I first met Buffy Williams in 2013. She wasn’t the first member of her family whom I encountered. That was her daughter Georgina, who wrote to me from Pentre Primary School, where she was a pupil, to make the case against its closure. Buffy, meanwhile, was at the heart of the campaign to try to keep the school open, organising meetings at St Peter’s Church – ‘the cathedral of the Rhondda’ – and organising protests and petitions. For years afterwards, when introducing Buffy to anyone new, I would teasingly call her ‘the woman who got me sacked as Education Minister’. But that’s another story for another day.
Buffy has been at the heart of a wide range of community activities in the Rhondda and not least in her home village of Pentre where she and her husband David have been firmly engaged in attempts to rejuvenate the high street. She is one of those key activists you find in all communities, more often than not women seeking to protect or sustain or improve community life and organisation. It was Buffy’s activism I had in mind when developing our plans for reform of local government based on activist councils, more diverse in their membership, more responsive to local communities:
I also want to encourage more of those people who are active in their communities to stand for elected office. Throughout my constituency I come across community activists who would make great councillors and elected politicians.
But most of them would probably run a mile if asked to stand for public office.
After the closure of Pentre Primary, Buffy developed a vision for a new form of community centre in Pentre. She badgered Andrew Morgan, RCT Council leader, until a building was found that could be transferred into community ownership. I was proud to open Canolfan Pentre in 2016. It is now an expanding community facility which has been central to helping local people, not least through a series of crises including traumatic flooding and Covid-19. Buffy has raised hundreds of thousands of pounds to develop the centre. Her achievements have been externally validated, with her nomination for the BEM in 2020 and St David’s Award in 2019 and 2021. On Christmas Eve, 2017, BBC viewers could tune in to see a special ‘Bake-Off’ Christmas meal cooked at the centre with Mary Berry, Mel Giedroyc and Sue Perkins in attendance at Canolfan Pentre.
From 2013 on, Buffy became more involved in Rhondda Labour politics, becoming Women’s Officer, and standing for RCT Council in 2017. She was very active in my campaign in 2016, during which I apparently inadvertently outed Elizabeth Williams as ‘Buffy’ by including her nickname in her endorsement of me in my leaflets. Her younger daughter Saff, seen in the picture above, virtually became our campaign mascot in 2016. I kept my fingers crossed, after I made it known in 2016 that I would not seek to be Labour’s candidate to win back the seat in 2021, that Buffy would win the selection to be Labour’s candidate, and I was delighted when she did.

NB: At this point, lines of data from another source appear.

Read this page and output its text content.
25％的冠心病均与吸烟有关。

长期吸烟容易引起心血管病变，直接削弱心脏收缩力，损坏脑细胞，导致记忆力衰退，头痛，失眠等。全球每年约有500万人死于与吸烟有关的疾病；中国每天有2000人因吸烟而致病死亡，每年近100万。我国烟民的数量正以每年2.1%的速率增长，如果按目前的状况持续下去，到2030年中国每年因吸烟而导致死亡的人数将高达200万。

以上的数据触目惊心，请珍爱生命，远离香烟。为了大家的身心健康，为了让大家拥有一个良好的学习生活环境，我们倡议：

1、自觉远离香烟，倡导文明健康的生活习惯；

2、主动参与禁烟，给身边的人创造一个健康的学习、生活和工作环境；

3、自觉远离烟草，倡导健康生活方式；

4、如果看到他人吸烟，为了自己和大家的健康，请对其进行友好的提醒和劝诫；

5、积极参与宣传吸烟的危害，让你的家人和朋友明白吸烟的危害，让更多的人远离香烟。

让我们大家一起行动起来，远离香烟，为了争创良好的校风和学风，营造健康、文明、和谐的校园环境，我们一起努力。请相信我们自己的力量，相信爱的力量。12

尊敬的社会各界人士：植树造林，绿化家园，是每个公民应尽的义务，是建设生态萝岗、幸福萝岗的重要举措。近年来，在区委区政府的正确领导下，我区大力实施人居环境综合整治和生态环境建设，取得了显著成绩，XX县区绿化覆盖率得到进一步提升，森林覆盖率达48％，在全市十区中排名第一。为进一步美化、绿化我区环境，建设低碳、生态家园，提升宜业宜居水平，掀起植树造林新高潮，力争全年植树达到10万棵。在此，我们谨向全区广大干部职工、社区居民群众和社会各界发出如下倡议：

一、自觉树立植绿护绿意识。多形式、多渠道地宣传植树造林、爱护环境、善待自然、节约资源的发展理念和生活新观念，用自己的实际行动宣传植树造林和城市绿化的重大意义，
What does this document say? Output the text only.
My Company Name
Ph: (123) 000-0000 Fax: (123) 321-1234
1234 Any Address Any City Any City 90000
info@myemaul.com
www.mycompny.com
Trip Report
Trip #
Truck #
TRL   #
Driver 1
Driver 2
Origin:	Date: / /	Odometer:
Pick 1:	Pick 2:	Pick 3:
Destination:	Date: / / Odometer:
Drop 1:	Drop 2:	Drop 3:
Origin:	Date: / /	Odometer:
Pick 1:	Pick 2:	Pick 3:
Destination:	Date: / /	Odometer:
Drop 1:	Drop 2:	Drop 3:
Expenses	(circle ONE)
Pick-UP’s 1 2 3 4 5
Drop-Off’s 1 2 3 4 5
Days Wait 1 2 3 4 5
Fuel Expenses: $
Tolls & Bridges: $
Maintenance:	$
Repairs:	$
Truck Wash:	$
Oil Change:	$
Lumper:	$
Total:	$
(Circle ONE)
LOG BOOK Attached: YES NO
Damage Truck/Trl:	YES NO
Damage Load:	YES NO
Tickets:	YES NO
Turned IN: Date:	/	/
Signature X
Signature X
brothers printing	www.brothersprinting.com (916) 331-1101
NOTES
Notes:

This 2021 election campaign has been very different from 2016, and not just because of the pandemic, where the Welsh Government’s careful and cautious approach has been widely endorsed. Jeremy Corbyn is no longer leader of UK Labour. Leanne Wood is no longer leader of Plaid Cymru. The controversial RCT school reorganisation, which Plaid cleverly turned against me as a former education minister in 2016, has been largely concluded. A and E facilities have been guaranteed at the Royal Glamorgan Hospital, a campaign in which Buffy played her part.
Meanwhile, it’s not every Welsh Labour candidate who has the personal endorsement of Sue Perkins:

One day we may think of Buffy in the same way as another Rhondda woman community activist – Elizabeth Andrews (no relation), who led the campaigns for pithead baths and nursery schools, resulting in the first nursery school in Wales at Llwynypia, for clinics, for trained midwives, and later indeed for local telephone kiosks to ensure speedier access to services. She, like Buffy, was a Rhondda community champion who turned vision into delivery.
But that’s to look too far ahead. Today is Buffy’s day. It’s a great day for her, for her family, for the Rhondda Labour family, and a transformative day for the communities of the Rhondda whose champion she has been elected to be. She will know what an honour that is.